Susanna Camusso si è soffermata sulle conseguenze della rivoluzione digitale, partendo dall’assunto che esse non sono uguali per tutti. “Mentre dentro le fabbriche si genera polarizzazione, nei servizi e nella distribuzione la distruzione di posti di lavoro è realtà, non c’è trasformazione. A guardare bene l’ora X per il cambiamento non esiste: siamo già dentro il processo è dobbiamo capire che anche la frontiera più avanzata delle tecnologie produce del vecchio sfruttamento”.
Amazon è esemplare da questo punto di vista: tutti siamo convinti che sia un’azienda geniale, ma dietro ci sono grandi catene di montaggio nei capannoni. “Amazon sarà pure il futuro davanti a noi - ha precisato Camusso -, resta il fatto che solo da poco siamo riusciti a convincerli della necessità di un contratto serio per i dipendenti”. Sul tema del cambiamento tecnologico serve quindi una politica in anticipo o di programmazione, non si può lasciar fare alle multinazionali e poi raccogliere i cocci, perché questi sono fenomeni che, se non governati, portano alla polarizzazione e alle discriminazioni, da combattere con la formazione permanente.
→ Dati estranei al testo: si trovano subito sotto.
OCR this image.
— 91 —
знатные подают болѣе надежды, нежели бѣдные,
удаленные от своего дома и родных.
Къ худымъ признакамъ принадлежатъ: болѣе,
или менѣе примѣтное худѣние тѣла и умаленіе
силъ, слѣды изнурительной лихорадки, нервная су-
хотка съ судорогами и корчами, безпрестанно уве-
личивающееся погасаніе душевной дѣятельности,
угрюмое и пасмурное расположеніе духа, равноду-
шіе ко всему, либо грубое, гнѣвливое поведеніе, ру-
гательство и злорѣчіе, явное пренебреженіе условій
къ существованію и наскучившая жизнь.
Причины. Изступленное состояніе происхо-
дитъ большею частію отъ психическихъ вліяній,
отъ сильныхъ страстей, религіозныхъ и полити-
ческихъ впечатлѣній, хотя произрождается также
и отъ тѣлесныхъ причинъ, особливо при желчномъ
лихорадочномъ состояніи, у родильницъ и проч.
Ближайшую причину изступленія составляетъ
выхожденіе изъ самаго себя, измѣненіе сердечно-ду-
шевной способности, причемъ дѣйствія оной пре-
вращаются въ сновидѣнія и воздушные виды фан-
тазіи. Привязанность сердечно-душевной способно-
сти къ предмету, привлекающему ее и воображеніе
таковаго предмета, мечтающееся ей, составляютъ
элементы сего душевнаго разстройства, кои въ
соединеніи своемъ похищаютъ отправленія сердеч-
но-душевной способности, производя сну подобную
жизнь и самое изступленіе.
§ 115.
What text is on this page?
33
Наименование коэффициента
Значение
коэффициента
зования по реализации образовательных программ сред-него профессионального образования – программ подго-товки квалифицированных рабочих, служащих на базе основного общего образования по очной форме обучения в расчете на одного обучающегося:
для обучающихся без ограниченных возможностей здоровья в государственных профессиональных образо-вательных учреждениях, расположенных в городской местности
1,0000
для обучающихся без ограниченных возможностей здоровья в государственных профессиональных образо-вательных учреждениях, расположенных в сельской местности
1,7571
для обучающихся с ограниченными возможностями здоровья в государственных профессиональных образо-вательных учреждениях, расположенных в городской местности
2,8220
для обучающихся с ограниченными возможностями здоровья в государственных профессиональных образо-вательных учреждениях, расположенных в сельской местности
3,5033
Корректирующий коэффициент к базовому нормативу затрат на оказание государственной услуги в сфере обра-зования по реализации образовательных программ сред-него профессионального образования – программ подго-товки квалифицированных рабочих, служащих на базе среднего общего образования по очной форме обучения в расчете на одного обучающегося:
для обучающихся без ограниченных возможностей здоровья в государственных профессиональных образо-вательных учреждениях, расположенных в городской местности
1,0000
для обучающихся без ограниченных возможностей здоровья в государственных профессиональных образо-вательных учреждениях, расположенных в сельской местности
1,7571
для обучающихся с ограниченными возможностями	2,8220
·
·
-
Domenico De Masi, docente a “La Sapienza” di Roma, ha analizzato la società moderna che in 200 anni ha prodotto fattori evolutivi straordinari che ne hanno totalmente sovvertito la natura, migliorandola. “È diventata sempre più importante la produzione di beni immateriali, con conseguente travaso dall’industria al terziario. Io, però, non la chiamo quarta rivoluzione industriale. È una cosa completamente diversa. Nel passaggio dalla società industriale a quella post, si è capito che si guadagna di più producendo idee al posto dei beni materiali e le fabbriche adibite a questo sono i laboratori e le università. È cambiato anche il peso dei ruoli all’interno delle industrie stesse; se prima la stragrande maggioranza erano operai oggi in Italia le percentuali sono 33% operai, 33% impiegati, 33% creativi”.
Luca De Biase ha spiegato che i lavori del futuro apparterranno all’economia della conoscenza, all’economia dell’empatia e alla gig economy: “Tutti gli altri lavori continueranno ad esistere nella transazione, come se avessero i giorni contati”. Il giornalista si è detto d’accordo sulla necessità, espressa da Camusso, di contrattare con l’algoritmo della piattaforme di gig economy, anche visto che il 30% del milione di quei lavoratori non ha letto il contratto con il quale sono stati assunti.